Lung disease is the leading cause of death worldwide, killing approximately four million people every year. Pulmonary organoids have the potential to become models to represent and understand lung diseases such as asthma, COPD (chronic obstructive pulmonary disease) and lung cancer, which are the most common lung-related illnesses that affect millions of people each year. Researchers at Columbia University Medical Center were the first to develop lung organoids that display branching airways and alveolar structures that allow for the exchange of oxygen and carbon dioxide to breathe. To test the functionality of these organoids, researchers infected lung organoids with respiratory syncytial virus (RSV) which can cause bronchiolitis with small airway obstruction in children. They found that the diseased organoids imitate the response of human lungs infected with RSV. As lung organoids continue to evolve and become more analogous to the human lung through research, scientists hope to use these models to find new treatments for lung diseases.
The thymus is a lymphoid organ that is located behind the breastbone and between the lungs that secretes the hormone thymosin to promote the development of T-lymphocytes, commonly referred to as T cells. T cells are white blood cells that help fight infection and disease. Researchers are particularly interested in their potential to fight cancer and have developed a method known as adoptive T cell immunotherapy, which uses specialized T cells to target cancer cells. In this process, T cells are extracted from the patient, manipulated to target cancer and then transfused back into the patient. However, this process takes time and only works for patients that have enough T cells to alter. If the patient’s immune system is too weak from battling cancer, there may not be enough T cells left to extract and modify for the treatment to work.

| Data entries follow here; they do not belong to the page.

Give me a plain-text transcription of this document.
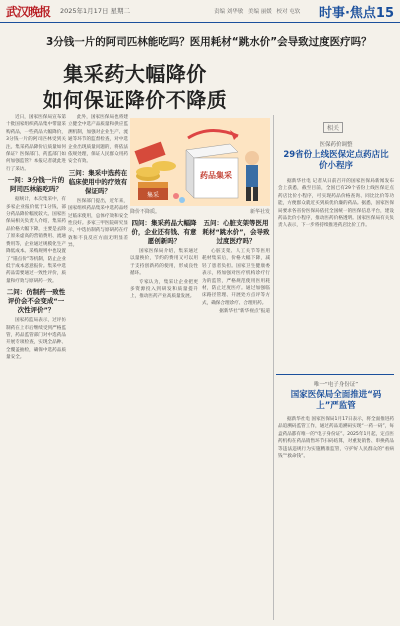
武汉晚报 2025年1月17日 星期二	责编 刘华敏 美编 丽媛 校对 屯软 时事·焦点15
3分钱一片的阿司匹林能吃吗？医用耗材“跳水价”会导致过度医疗吗？
集采药大幅降价
如何保证降价不降质
集采
药品集采
降价不降质。	新华社发

近日，国家医保局宣布第十批国家组织药品集中带量采购药品，一些药品大幅降价，3分钱一片的阿司匹林受到关注。集采药品降价后质量如何保证？医保部门、药监部门如何加强监管？本报记者就此进行了采访。

一问：3分钱一片的阿司匹林能吃吗？

据统计，本次集采中，有多家企业报价低于1分钱，部分药品降价幅度较大。国家医保局相关负责人介绍，集采药品价格大幅下降，主要是去除了原来虚高的营销费用、流通费用等，企业通过规模化生产降低成本。采购规则中也设置了“锚点价”等机制，防止企业低于成本恶意报价。集采中选药品需要通过一致性评价，质量和疗效与原研药一致。

二问：仿制药一致性评价会不会变成“一次性评价”？

国家药监局表示，过评仿制药在上市后继续受到严格监管，药品监管部门对中选药品开展专项检查，实现全品种、全覆盖抽检，确保中选药品质量安全。

此外，国家医保局也将建立健全中选产品质量和供应监测机制，加强对企业生产、流通等环节的监督检查，对中选企业出现质量问题的，将依法依规处理，保证人民群众用药安全有效。

三问：集采中选药在临床使用中的疗效有保证吗？

医保部门提出，近年来，国家组织药品集采中选药品经过临床使用，总体疗效和安全性良好。多家三甲医院研究显示，中选仿制药与原研药在疗效和不良反应方面无明显差异。

四问：集采药品大幅降价，企业还有钱、有意愿创新吗？

国家医保局介绍，集采通过以量换价，节约的费用又可以用于支持创新药的使用，形成良性循环。

专家认为，集采让企业把更多资源投入到研发和质量提升上，推动医药产业高质量发展。

五问：心脏支架等医用耗材“跳水价”，会导致过度医疗吗？

心脏支架、人工关节等医用耗材集采后，价格大幅下降，减轻了患者负担。国家卫生健康委表示，将加强对医疗机构诊疗行为的监管，严格规范使用医用耗材，防止过度医疗。通过加强临床路径管理、开展处方点评等方式，确保合理诊疗、合理用药。

据新华社“新华视点”报道

相关
医保药价调整
29省份上线医保定点药店比价小程序

据新华社电 记者从日前召开的国家医保局新闻发布会上获悉，截至目前，全国已有29个省份上线医保定点药店比价小程序，可实现药品价格查询、同比比价等功能，方便群众就近买到质优价廉的药品。据悉，国家医保局要求各省份医保局依托全国统一的医保信息平台，建设药品比价小程序，推动医药价格透明。国家医保局有关负责人表示，下一步将持续推进药店比价工作。

唯一“电子身份证”
国家医保局全面推进“码上”严监管

据新华社电 国家医保局1月17日表示，将全面推进药品追溯码监管工作，通过药品追溯码实现“一药一码”，每盒药品都有唯一的“电子身份证”。2025年1月起，定点医药机构在药品销售环节扫码结算，对重复销售、串换药品等违法违规行为实施精准监管，守护好人民群众的“看病钱”“救命钱”。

Less than a decade after the clinical use of adoptive T cell immunotherapy, researchers at UCLA found a faster, more efficient way to produce cancer-specific T cells by using artificial thymic organoids. The T cells developed with organoids can potentially target cancer without targeting healthy cells. Thymic organoids may eventually be used to create a reserve of cancer-specific T cells, from stem cells or donated blood cells, that can be used to treat patients promptly.
There has been significant research on the development and functionality of organoids. However, they are not yet perfect replicates of human organs. With continued research, scientists will learn more about the endless possibilities organoids offer in understanding and treating human disease. To quote Ray Bradbury, “Science fiction is the art of the possible, not the impossible.” Growing organs is no longer science fiction, but a reality.